Monday, February 1, 2010

Why Architects Hate Sustainable Development

What sustainability means for architects, and what we can do about it. Also included is a look at the changing meaning of “footprint” -- from to plan drawing to carbon counting.

Okay, you’re right. Architects don’t really hate sustainable development; no one hates sustainable development.

I mean, if we take the Brundtland Report’s definition of sustainability -- “a process or act that meets the needs of the present without compromising the ability of future generations to meet their own needs”– then sustainability is basically a premise that is impossible to oppose. You can’t hate it. Hating sustainability would be like rejoicing in mass destruction…or hoping for environmental apocalypse…or wanting to kill kittens.

This said, the premise of sustainable development poses some really tricky issues for architects, i.e. people who are in the business of designing new buildings…people whose job it is to make things that use lots of natural resources and consume lots of energy…people who build new office towers for wealthy corporations, replacing open space [“nature”] with overly-air-conditioned cubicles. See the problem?

Let me illustrate the dilemma a little further by explaining a change that has taken place with regards to the architectural conception of “footprint.” Pre-sustainability, a building’s “footprint” was simply where [and how] it interacted with the ground – the surface or space occupied by a structure. Today, the understanding of an architectural “footprint” has expanded to incorporate the much more abstract notion of the building’s impact and demand on the environment at large – the embodied energy it consumes and the carbon it emits. This change was initiated in part by ecologist William Reese’s book Our Ecological Footprint: Reducing Impact on Earth, and has been expanded by the recent media emphasis on carbon counting and offsetting. Whereas the first type of footprint can be represented by a drawing of the building [a “plan”], the second requires a vast array of scientific modeling and measurements, life-cycle analyses, data tables and excel spreadsheets.

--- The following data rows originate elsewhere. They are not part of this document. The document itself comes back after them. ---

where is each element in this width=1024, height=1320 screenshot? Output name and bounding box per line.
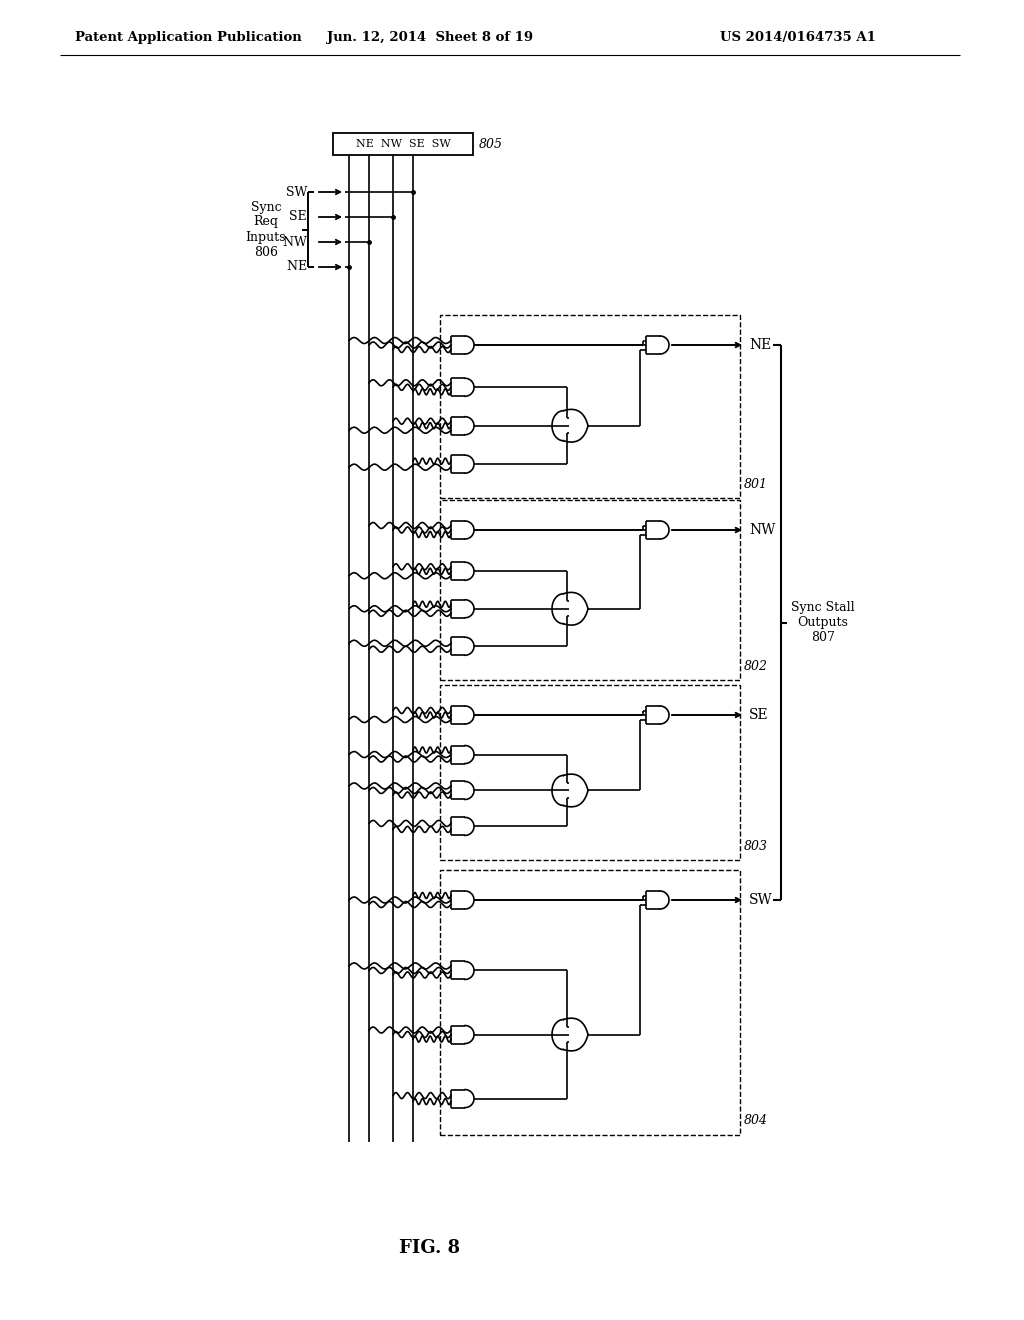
Text: NE: NE — [287, 260, 311, 273]
Text: NW: NW — [749, 523, 775, 537]
Text: NE  NW  SE  SW: NE NW SE SW — [355, 139, 451, 149]
Text: FIG. 8: FIG. 8 — [399, 1239, 461, 1257]
Bar — [440, 500, 740, 680]
Text: 805: 805 — [479, 137, 503, 150]
Text: 802: 802 — [744, 660, 768, 672]
Text: Patent Application Publication: Patent Application Publication — [75, 30, 302, 44]
Text: SW: SW — [286, 186, 311, 198]
Text: US 2014/0164735 A1: US 2014/0164735 A1 — [720, 30, 876, 44]
Text: 801: 801 — [744, 478, 768, 491]
Text: SW: SW — [749, 894, 773, 907]
Text: 804: 804 — [744, 1114, 768, 1127]
Text: Jun. 12, 2014  Sheet 8 of 19: Jun. 12, 2014 Sheet 8 of 19 — [327, 30, 534, 44]
Text: Sync Stall
Outputs
807: Sync Stall Outputs 807 — [791, 601, 855, 644]
Text: 803: 803 — [744, 840, 768, 853]
Text: NE: NE — [749, 338, 771, 352]
Text: SE: SE — [749, 708, 769, 722]
Bar — [333, 133, 473, 154]
Bar — [440, 685, 740, 861]
Text: NW: NW — [283, 235, 311, 248]
Bar — [440, 315, 740, 498]
Text: Sync
Req
Inputs
806: Sync Req Inputs 806 — [246, 201, 287, 259]
Bar — [440, 870, 740, 1135]
Text: SE: SE — [290, 210, 311, 223]
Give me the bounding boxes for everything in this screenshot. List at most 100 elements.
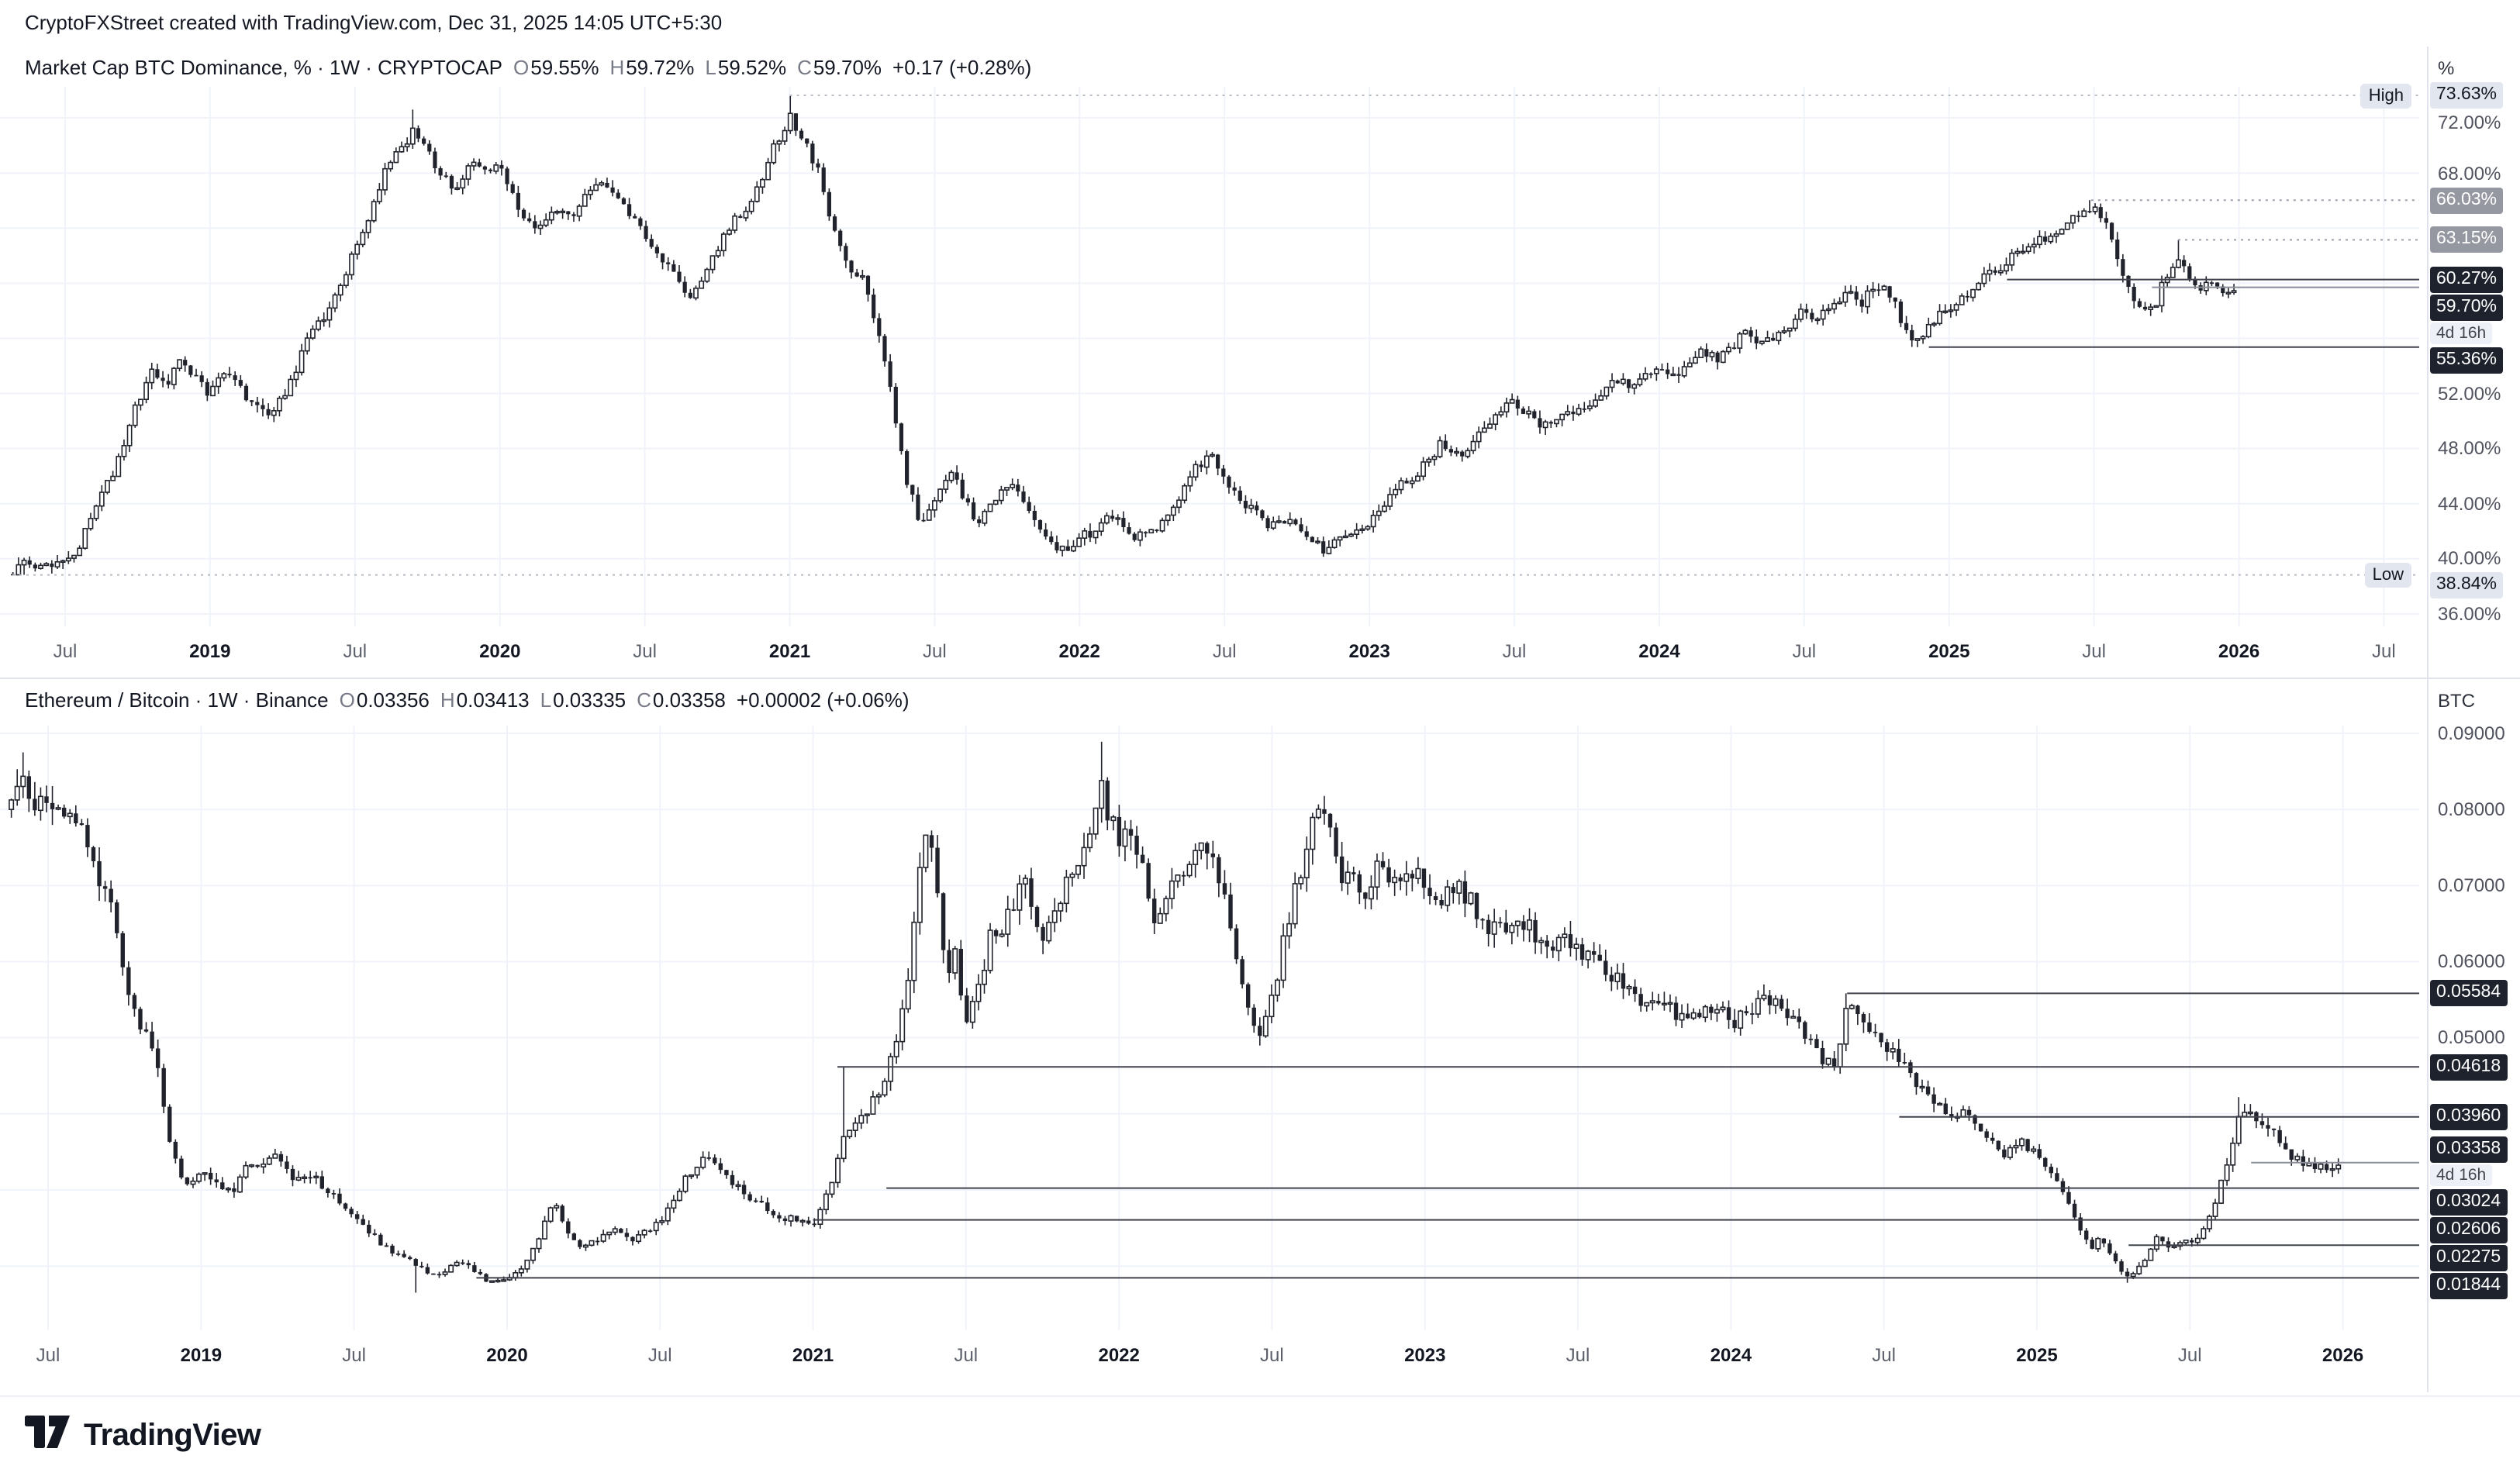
price-tick-label: 72.00% (2438, 112, 2501, 133)
price-level-badge: 60.27% (2430, 266, 2504, 293)
price-level-badge: 0.01844 (2430, 1273, 2508, 1300)
current-price-badge: 0.03358 (2430, 1136, 2508, 1164)
candle-wicks (10, 741, 2339, 1293)
time-tick-label: 2025 (1928, 640, 1970, 662)
price-level-badge: 0.05584 (2430, 980, 2508, 1007)
time-tick-label: Jul (1502, 640, 1527, 662)
price-level-badge: 38.84% (2430, 572, 2504, 599)
time-tick-label: 2024 (1638, 640, 1680, 662)
level-lines (12, 95, 2419, 576)
price-level-badge: 0.02275 (2430, 1245, 2508, 1272)
ohlc-letter: O (513, 56, 530, 79)
time-tick-label: 2022 (1058, 640, 1100, 662)
ohlc-value: 0.03356 (356, 688, 430, 712)
ohlc-values-eth-btc: O 0.03356 H 0.03413 L 0.03335 C 0.03358 +0.00002… (329, 688, 910, 712)
price-tick-label: 0.06000 (2438, 950, 2505, 973)
symbol-title-eth-btc[interactable]: Ethereum / Bitcoin · 1W · Binance (25, 688, 329, 712)
price-axis-unit-bottom: BTC (2438, 690, 2475, 712)
price-level-badge: 63.15% (2430, 226, 2504, 253)
price-scale-border (2427, 47, 2429, 1392)
price-axis-unit-top: % (2438, 57, 2455, 79)
ohlc-letter: O (339, 688, 355, 712)
tradingview-logo-icon (25, 1414, 71, 1459)
current-price-badge: 59.70% (2430, 294, 2504, 321)
price-level-badge: 0.04618 (2430, 1054, 2508, 1081)
ohlc-letter: L (705, 56, 716, 79)
price-tick-label: 36.00% (2438, 603, 2501, 625)
low-label-tag: Low (2364, 562, 2411, 588)
ohlc-letter: L (540, 688, 552, 712)
time-tick-label: Jul (633, 640, 657, 662)
price-tick-label: 0.05000 (2438, 1026, 2505, 1049)
candle-wicks (12, 95, 2235, 575)
time-tick-label: Jul (1566, 1344, 1590, 1366)
time-tick-label: 2020 (479, 640, 521, 662)
time-tick-label: 2019 (189, 640, 231, 662)
ohlc-values-btc-dominance: O 59.55% H 59.72% L 59.52% C 59.70% +0.17 (+0.28… (502, 56, 1031, 79)
btc-dominance-legend[interactable]: Market Cap BTC Dominance, % · 1W · CRYPT… (25, 56, 1031, 81)
time-tick-label: Jul (53, 640, 78, 662)
price-tick-label: 48.00% (2438, 437, 2501, 460)
ohlc-value: 0.03335 (553, 688, 627, 712)
gridlines (0, 87, 2419, 626)
price-tick-label: 0.08000 (2438, 798, 2505, 821)
ohlc-value: 0.03358 (652, 688, 726, 712)
time-tick-label: Jul (954, 1344, 979, 1366)
price-level-badge: 0.03024 (2430, 1189, 2508, 1216)
tradingview-logo[interactable]: TradingView (25, 1414, 261, 1459)
time-tick-label: 2021 (792, 1344, 834, 1366)
time-tick-label: Jul (1872, 1344, 1896, 1366)
ohlc-value: 0.03413 (456, 688, 530, 712)
time-tick-label: Jul (1260, 1344, 1284, 1366)
time-tick-label: Jul (343, 640, 368, 662)
eth-btc-ratio-chart[interactable] (0, 726, 2419, 1330)
time-tick-label: 2021 (768, 640, 811, 662)
time-tick-label: Jul (1792, 640, 1817, 662)
candle-bodies (11, 112, 2237, 576)
ohlc-letter: H (440, 688, 455, 712)
price-level-badge: 73.63% (2430, 82, 2504, 109)
ohlc-value: 59.55% (530, 56, 599, 79)
price-level-badge: 0.02606 (2430, 1217, 2508, 1244)
time-tick-label: 2024 (1710, 1344, 1752, 1366)
level-lines (476, 992, 2419, 1279)
ohlc-value: 59.70% (813, 56, 882, 79)
pane-separator (0, 678, 2520, 679)
countdown-label: 4d 16h (2430, 1164, 2493, 1187)
time-tick-label: 2022 (1098, 1344, 1140, 1366)
time-tick-label: 2026 (2218, 640, 2260, 662)
time-tick-label: Jul (2372, 640, 2396, 662)
ohlc-change: +0.17 (+0.28%) (892, 56, 1032, 79)
time-tick-label: Jul (36, 1344, 60, 1366)
btc-dominance-chart[interactable] (0, 87, 2419, 626)
price-level-badge: 66.03% (2430, 187, 2504, 214)
credit-text: CryptoFXStreet created with TradingView.… (25, 11, 723, 34)
eth-btc-legend[interactable]: Ethereum / Bitcoin · 1W · Binance O 0.0335… (25, 688, 910, 713)
time-tick-label: Jul (647, 1344, 672, 1366)
time-tick-label: 2019 (180, 1344, 223, 1366)
price-level-badge: 0.03960 (2430, 1103, 2508, 1130)
ohlc-change: +0.00002 (+0.06%) (736, 688, 910, 712)
ohlc-letter: C (797, 56, 812, 79)
footer-separator (0, 1395, 2520, 1397)
gridlines (0, 726, 2419, 1330)
price-tick-label: 44.00% (2438, 492, 2501, 515)
time-tick-label: Jul (2082, 640, 2106, 662)
ohlc-value: 59.72% (626, 56, 695, 79)
time-tick-label: 2023 (1404, 1344, 1446, 1366)
price-tick-label: 40.00% (2438, 547, 2501, 570)
time-tick-label: 2023 (1348, 640, 1390, 662)
price-level-badge: 55.36% (2430, 347, 2504, 374)
ohlc-letter: C (637, 688, 651, 712)
price-tick-label: 0.09000 (2438, 722, 2505, 744)
price-tick-label: 52.00% (2438, 382, 2501, 405)
symbol-title-btc-dominance[interactable]: Market Cap BTC Dominance, % · 1W · CRYPT… (25, 56, 502, 79)
time-tick-label: 2020 (486, 1344, 528, 1366)
time-tick-label: Jul (923, 640, 947, 662)
time-tick-label: 2026 (2322, 1344, 2364, 1366)
tradingview-brand-text: TradingView (84, 1419, 261, 1453)
time-tick-label: 2025 (2016, 1344, 2058, 1366)
price-tick-label: 68.00% (2438, 162, 2501, 184)
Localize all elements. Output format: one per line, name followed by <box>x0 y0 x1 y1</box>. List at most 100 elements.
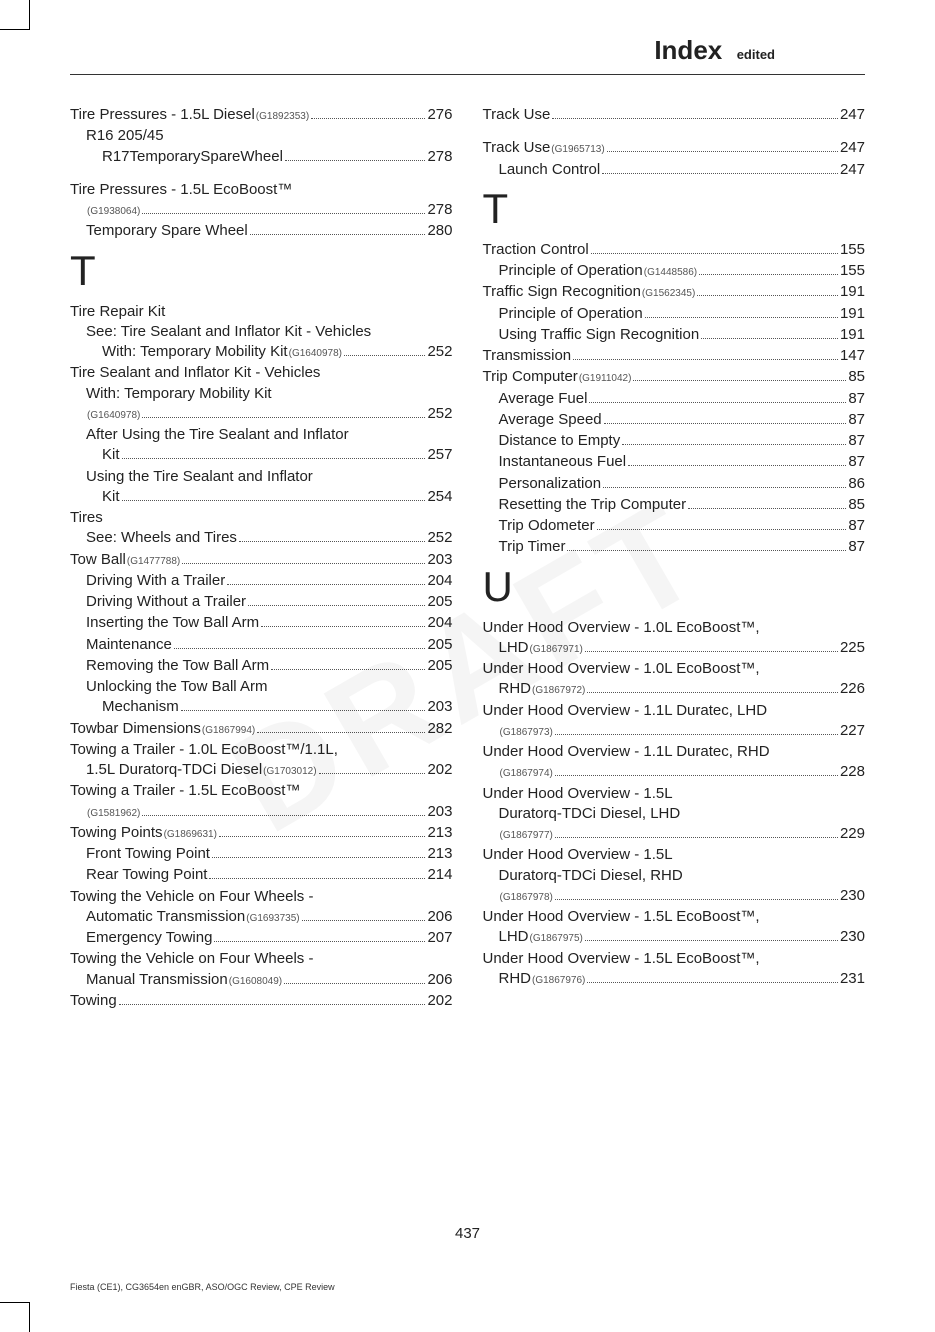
entry-label: Trip Timer <box>499 537 566 557</box>
entry-page: 203 <box>427 802 452 822</box>
index-entry: Inserting the Tow Ball Arm204 <box>70 613 453 633</box>
entry-page: 205 <box>427 635 452 655</box>
entry-page: 205 <box>427 592 452 612</box>
leader-dots <box>219 836 426 837</box>
entry-page: 205 <box>427 656 452 676</box>
spacer <box>483 126 866 138</box>
entry-code: (G1867974) <box>500 767 553 781</box>
entry-page: 204 <box>427 571 452 591</box>
entry-page: 252 <box>427 342 452 362</box>
index-entry: Average Fuel87 <box>483 389 866 409</box>
entry-label: Towbar Dimensions <box>70 719 201 739</box>
leader-dots <box>142 213 425 214</box>
entry-label: Maintenance <box>86 635 172 655</box>
entry-code: (G1640978) <box>289 347 342 361</box>
index-entry: Track Use(G1965713)247 <box>483 138 866 158</box>
leader-dots <box>633 380 846 381</box>
entry-label: Track Use <box>483 138 551 158</box>
index-entry: LHD(G1867975)230 <box>483 927 866 947</box>
index-text-line: With: Temporary Mobility Kit <box>70 384 453 404</box>
index-entry: (G1867978)230 <box>483 886 866 906</box>
leader-dots <box>555 775 838 776</box>
entry-label: 1.5L Duratorq-TDCi Diesel <box>86 760 262 780</box>
entry-label: Kit <box>102 487 120 507</box>
index-entry: Tow Ball(G1477788)203 <box>70 550 453 570</box>
index-text-line: Tire Pressures - 1.5L EcoBoost™ <box>70 180 453 200</box>
leader-dots <box>699 274 838 275</box>
entry-label: Towing Points <box>70 823 163 843</box>
entry-code: (G1867994) <box>202 724 255 738</box>
index-entry: Traffic Sign Recognition(G1562345)191 <box>483 282 866 302</box>
index-entry: RHD(G1867972)226 <box>483 679 866 699</box>
index-entry: Personalization86 <box>483 474 866 494</box>
entry-page: 207 <box>427 928 452 948</box>
leader-dots <box>555 734 838 735</box>
leader-dots <box>119 1004 426 1005</box>
leader-dots <box>250 234 426 235</box>
index-entry: Traction Control155 <box>483 240 866 260</box>
entry-page: 85 <box>848 495 865 515</box>
header-sub: edited <box>737 47 775 62</box>
leader-dots <box>248 605 425 606</box>
index-entry: Driving Without a Trailer 205 <box>70 592 453 612</box>
index-text-line: After Using the Tire Sealant and Inflato… <box>70 425 453 445</box>
leader-dots <box>645 317 838 318</box>
entry-page: 226 <box>840 679 865 699</box>
index-entry: Automatic Transmission(G1693735)206 <box>70 907 453 927</box>
entry-page: 147 <box>840 346 865 366</box>
entry-page: 191 <box>840 282 865 302</box>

The premise of sustainable development carries with it a moral imperative to “minimize footprint.” Taken to its logical extreme, this injunction is incompatible with the very act of building – not building always has a smaller footprint than building. Architects, from the outset, find themselves in a compromised position. Unable to achieve the ultimate goal [“minimize footprint,” “leave no trace,” etc.] they must constantly weigh various options, trying to anticipate which undesirable option will make their work the least bad.

Now, I know what you’re thinking. The outlook doesn't have to be so bleak. Architects can simply do their best to minimize the environmental impact of their buildings. The result may not be perfect, but with new technologies and different strategies, it can be more sustainable than what we’ve got right now. Of course, you are right, and let me assure you, there are lots of architects who are working in this way. There are even more architects who are making lots of money pretending to do so, but that is another issue altogether.

Let me just leave you with one thought. In my mind, it’s not enough to blindly accept the premise of sustainable development -- to assuage our guilt by offseting carbon in an effort to minimize our collective footprint. We shouldn’t be afraid to be critical of the premises of sustainable development and our critique shouldn’t be interpreted as a dismissal of the problems at hand. We should embrace today’s tone of looming crisis as an opportunity to reevaluate our priorities and to think really carefully about what it is, exactly, that we’re interested in sustaining.

As an architect, I guess what I’m searching for is a way to carve out a position for myself that’s somewhere in between loving kittens and hating sustainability.